Whilst a firmware SBoM can be constructed by deconstructing the firmware volumes, looking for coSWID sections in PE files and uSWID magic headers in 3rd party blobs some vendors may wish to construct a “defragmented” top-level firmware SBoM at build time. If this is done, it should be compressed to provide deduplication. Using uSWID for this would lead to an additional storage space requirement of ~70kB for 1000 typical components. In this case the PE binaries built from source do not need to have a .sbom section unless it is likely the components within the image are going to be analyzed in isolation. This increase in size seems very feasible for Tianocore/EDK2 firmware that will provide compliance and auditing inherent to the firmware itself.

To comply with Executive Order 14028 vendors should also publish the SWID XML as a download on the public device webpage.
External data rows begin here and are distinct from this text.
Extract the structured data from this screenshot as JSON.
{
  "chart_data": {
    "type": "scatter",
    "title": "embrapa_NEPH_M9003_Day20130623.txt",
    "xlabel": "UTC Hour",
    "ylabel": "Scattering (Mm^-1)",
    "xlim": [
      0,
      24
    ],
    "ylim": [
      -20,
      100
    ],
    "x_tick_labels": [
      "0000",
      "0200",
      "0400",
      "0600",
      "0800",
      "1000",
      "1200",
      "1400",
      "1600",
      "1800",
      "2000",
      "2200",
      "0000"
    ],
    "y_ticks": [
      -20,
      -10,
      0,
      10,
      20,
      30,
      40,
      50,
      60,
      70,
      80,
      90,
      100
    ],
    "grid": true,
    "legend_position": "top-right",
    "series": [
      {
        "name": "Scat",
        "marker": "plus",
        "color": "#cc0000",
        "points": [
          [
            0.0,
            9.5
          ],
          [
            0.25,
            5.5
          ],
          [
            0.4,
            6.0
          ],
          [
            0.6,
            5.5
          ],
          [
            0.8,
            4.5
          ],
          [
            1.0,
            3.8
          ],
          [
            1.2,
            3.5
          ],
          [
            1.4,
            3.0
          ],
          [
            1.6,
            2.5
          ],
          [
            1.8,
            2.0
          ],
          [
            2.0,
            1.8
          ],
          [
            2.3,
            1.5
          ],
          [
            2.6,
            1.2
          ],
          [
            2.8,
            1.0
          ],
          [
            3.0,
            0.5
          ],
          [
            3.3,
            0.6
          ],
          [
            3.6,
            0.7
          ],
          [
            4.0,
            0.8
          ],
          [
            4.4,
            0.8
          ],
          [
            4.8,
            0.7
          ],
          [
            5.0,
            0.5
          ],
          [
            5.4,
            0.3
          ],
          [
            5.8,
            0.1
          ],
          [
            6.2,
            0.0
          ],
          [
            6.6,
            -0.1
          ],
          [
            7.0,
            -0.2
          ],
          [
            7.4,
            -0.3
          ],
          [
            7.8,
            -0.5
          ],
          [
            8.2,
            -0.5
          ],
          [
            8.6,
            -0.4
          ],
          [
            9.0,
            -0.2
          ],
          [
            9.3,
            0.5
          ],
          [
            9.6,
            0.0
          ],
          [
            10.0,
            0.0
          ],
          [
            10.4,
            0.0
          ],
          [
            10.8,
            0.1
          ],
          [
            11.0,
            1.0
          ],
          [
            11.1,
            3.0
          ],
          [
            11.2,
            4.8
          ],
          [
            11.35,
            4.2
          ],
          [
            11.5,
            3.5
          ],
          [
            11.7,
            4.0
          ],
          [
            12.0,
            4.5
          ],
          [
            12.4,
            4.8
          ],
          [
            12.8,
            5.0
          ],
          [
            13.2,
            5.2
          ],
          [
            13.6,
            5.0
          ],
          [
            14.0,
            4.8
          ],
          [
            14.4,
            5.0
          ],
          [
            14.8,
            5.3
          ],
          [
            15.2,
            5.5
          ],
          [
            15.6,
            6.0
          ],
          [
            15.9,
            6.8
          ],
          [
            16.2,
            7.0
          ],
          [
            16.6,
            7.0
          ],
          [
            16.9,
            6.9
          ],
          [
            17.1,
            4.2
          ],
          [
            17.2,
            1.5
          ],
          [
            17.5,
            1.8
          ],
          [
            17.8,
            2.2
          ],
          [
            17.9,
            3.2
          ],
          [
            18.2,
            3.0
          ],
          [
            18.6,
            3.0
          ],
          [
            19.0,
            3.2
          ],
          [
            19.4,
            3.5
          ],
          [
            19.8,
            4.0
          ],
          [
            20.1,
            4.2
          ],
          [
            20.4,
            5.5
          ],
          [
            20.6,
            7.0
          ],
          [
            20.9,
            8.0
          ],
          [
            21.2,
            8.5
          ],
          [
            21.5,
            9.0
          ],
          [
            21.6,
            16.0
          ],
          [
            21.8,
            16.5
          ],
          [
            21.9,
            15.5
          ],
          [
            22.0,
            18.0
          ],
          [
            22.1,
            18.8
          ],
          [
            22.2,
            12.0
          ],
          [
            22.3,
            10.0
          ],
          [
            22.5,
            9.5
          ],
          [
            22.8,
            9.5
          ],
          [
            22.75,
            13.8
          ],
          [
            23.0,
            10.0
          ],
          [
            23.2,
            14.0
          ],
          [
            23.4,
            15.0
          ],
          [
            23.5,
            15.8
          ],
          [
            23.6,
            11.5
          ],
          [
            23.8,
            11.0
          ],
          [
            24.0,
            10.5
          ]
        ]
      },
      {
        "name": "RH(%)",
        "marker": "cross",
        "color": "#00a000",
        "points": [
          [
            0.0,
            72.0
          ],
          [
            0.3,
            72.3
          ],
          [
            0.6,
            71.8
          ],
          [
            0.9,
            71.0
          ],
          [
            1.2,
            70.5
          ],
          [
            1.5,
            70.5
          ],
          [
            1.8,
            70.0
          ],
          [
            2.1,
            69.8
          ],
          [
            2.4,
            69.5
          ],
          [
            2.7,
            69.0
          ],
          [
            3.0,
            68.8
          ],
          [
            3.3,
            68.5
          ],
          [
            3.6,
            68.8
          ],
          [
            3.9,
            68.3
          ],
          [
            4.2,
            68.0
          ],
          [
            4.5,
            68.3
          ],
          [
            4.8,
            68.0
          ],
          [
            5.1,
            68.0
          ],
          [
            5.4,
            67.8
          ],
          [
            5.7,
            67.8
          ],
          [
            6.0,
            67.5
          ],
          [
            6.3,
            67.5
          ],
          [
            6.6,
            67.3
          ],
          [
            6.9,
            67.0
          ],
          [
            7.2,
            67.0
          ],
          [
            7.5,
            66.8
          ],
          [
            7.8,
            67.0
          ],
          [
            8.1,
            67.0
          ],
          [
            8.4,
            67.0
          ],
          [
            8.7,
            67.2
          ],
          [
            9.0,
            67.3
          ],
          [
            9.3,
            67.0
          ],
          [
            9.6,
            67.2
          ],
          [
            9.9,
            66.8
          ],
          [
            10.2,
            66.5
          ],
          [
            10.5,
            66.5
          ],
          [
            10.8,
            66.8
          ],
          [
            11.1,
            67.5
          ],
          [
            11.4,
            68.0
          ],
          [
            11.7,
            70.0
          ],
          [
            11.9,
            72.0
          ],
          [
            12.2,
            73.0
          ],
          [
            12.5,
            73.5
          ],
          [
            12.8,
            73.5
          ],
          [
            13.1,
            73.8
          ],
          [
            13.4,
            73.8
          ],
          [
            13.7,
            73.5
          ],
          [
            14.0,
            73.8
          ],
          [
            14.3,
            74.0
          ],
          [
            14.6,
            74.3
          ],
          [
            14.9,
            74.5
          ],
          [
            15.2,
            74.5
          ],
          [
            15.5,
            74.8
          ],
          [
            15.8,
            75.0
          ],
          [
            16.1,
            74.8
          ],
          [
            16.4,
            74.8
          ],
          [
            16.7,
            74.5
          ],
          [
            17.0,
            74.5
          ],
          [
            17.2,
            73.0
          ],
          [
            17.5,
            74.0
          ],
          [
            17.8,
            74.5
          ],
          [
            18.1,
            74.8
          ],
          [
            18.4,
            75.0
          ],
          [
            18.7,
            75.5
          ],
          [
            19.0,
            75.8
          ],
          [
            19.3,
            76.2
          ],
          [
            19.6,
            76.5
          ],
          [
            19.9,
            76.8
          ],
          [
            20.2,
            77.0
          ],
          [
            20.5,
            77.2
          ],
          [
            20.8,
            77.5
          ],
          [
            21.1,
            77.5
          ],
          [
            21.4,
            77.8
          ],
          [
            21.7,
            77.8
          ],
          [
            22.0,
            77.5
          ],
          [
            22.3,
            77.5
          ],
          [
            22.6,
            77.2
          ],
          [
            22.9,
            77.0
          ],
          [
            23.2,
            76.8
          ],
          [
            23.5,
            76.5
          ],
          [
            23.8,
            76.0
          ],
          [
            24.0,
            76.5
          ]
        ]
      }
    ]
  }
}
As a recommendation, the SHA256 checksum of the generated SWID XML file should be used as the unique collection ID for the composite SBoM. This would enable the SBoM to be found using a search engine even if the original OEM has been renamed or the device HTML URI has been modified.

It is expected that existing firmware analysis tools will read the SBoM metadata from firmware images and updates. When firmware is uploaded to the Linux Vendor Firmware Service it already extracts all available SBoM metadata and gives an immutable HTML page with SPID and CycloneDX download links that can be used for compliance purposes.

Whilst a complete and verified SBoM (including dependencies) of all components and subcomponents is the end goal we believe that best-effort SBoM is better than no SBoM and some of the recommendations here should be expanded in scope and depth at a later time. This initiative will need significant buy-in from affected ISVs, IBVs, ODMs and OEMs – but with these sets of recommendations we feel sure that the resulting firmware SBoM will be useful to security teams and consumers alike. This would greatly benefit the entire firmware ecosystem and make the global supply chain measurably safer.